Nordkorea ignoriert schon seit einiger Zeit das Moratorium für Atomversuche und Tests von Interkontinentalraketen. Südkoreanischen Angaben zufolge feuert es nun erneut mehrere Raketen ab. Es soll sich um Lenkflugkörper handeln, die Schiffe abschießen können.

Nordkorea hat nach Angaben des südkoreanischen Militärs mehrere Marschflugkörper abgeschossen. Vom Militärstützpunkt Munchon im Osten des Landes aus seien "zahlreiche" Geschosse über das Meer abgefeuert worden, bei denen es sich vermutlich um Kurzstrecken-Marschflugkörper handelte, erklärte die südkoreanische Armee. Sie flogen demnach etwa 150 Kilometer weit, bevor sie ins Meer fielen. Es werde vermutet, dass es sich um Lenkflugkörper handele, die gegen Schiffe gerichtet seien, hieß es weiter. Die Geheimdienste Südkoreas und der USA seien dabei, den Vorfall zu analysieren.

Der Test erfolgte einen Tag, bevor der verstorbene Großvater des nordkoreanischen Machthabers Kim Jong Un, Republikgründer Kim Il Sung, seinen 108. Geburtstag gefeiert hätte. Am morgigen 15. April wählen die Menschen in Südkorea außerdem ein neues Parlament.

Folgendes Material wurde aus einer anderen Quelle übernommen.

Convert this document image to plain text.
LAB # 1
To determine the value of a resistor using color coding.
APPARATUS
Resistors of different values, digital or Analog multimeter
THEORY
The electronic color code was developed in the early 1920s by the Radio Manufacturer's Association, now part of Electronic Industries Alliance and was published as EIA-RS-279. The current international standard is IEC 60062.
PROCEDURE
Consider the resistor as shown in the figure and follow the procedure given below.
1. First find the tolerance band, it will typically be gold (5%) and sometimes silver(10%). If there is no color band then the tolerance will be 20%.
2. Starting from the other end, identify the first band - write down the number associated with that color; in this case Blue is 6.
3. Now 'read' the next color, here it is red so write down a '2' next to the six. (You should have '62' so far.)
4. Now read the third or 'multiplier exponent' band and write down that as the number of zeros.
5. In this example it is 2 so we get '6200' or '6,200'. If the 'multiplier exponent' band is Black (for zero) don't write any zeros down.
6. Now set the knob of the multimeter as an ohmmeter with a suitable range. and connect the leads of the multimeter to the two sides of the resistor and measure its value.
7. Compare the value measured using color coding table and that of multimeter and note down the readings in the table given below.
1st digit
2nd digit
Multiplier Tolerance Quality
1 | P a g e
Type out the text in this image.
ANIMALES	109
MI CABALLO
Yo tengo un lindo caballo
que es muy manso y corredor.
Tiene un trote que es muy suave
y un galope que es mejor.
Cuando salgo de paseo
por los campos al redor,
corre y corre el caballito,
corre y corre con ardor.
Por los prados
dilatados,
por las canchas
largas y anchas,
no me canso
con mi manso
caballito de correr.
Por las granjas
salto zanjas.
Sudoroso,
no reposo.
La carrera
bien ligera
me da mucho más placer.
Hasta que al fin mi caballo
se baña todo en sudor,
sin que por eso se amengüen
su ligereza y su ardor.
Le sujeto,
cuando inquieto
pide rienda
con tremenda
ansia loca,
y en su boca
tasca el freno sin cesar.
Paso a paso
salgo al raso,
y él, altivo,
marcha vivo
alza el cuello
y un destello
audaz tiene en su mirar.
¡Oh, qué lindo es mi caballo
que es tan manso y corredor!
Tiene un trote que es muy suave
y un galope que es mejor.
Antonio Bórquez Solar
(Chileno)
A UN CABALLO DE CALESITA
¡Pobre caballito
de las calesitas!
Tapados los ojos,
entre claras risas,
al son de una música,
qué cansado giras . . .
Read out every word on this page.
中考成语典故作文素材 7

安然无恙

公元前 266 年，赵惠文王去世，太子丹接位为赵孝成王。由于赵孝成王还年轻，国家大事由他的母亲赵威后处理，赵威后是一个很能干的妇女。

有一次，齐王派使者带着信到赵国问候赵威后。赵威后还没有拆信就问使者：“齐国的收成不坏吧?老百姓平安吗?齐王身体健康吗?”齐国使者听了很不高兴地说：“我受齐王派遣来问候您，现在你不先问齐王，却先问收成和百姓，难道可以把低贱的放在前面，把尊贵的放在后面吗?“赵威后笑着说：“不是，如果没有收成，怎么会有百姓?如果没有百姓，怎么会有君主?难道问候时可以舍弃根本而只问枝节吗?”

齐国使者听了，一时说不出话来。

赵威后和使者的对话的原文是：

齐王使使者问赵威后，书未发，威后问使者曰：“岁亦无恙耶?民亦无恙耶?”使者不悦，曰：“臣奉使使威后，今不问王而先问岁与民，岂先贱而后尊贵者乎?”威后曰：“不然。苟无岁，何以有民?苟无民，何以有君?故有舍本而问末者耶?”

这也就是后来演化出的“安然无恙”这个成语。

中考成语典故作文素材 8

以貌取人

Nordkorea hatte in den vergangenen Wochen mehrfach ballistische Raketen getestet. Diese werden in große Höhe gefeuert und stürzen dann durch die Erdanziehungskraft zu Boden. Marschflugkörper dagegen fliegen in geringer Höhe und sind ferngesteuert. Kim Jong Un hatte zu Jahresbeginn angekündigt, sich nicht mehr an das Moratorium für Atomversuche und Tests von Interkontinentalraketen zu halten.

Die Atomverhandlungen zwischen Pjöngjang und Washington liegen seit einem gescheiterten Gipfeltreffen zwischen Kim und US-Präsident Donald Trump im Februar vergangenen Jahres auf Eis. Das international weitgehend isolierte Nordkorea steht wegen seines Atom- und Raketenprogramms unter strikten US- und UN-Sanktionen. Kim hatte nach seinem Moratorium für Atom- und Raketentests vergeblich auf eine Aufhebung von Sanktionen gehofft.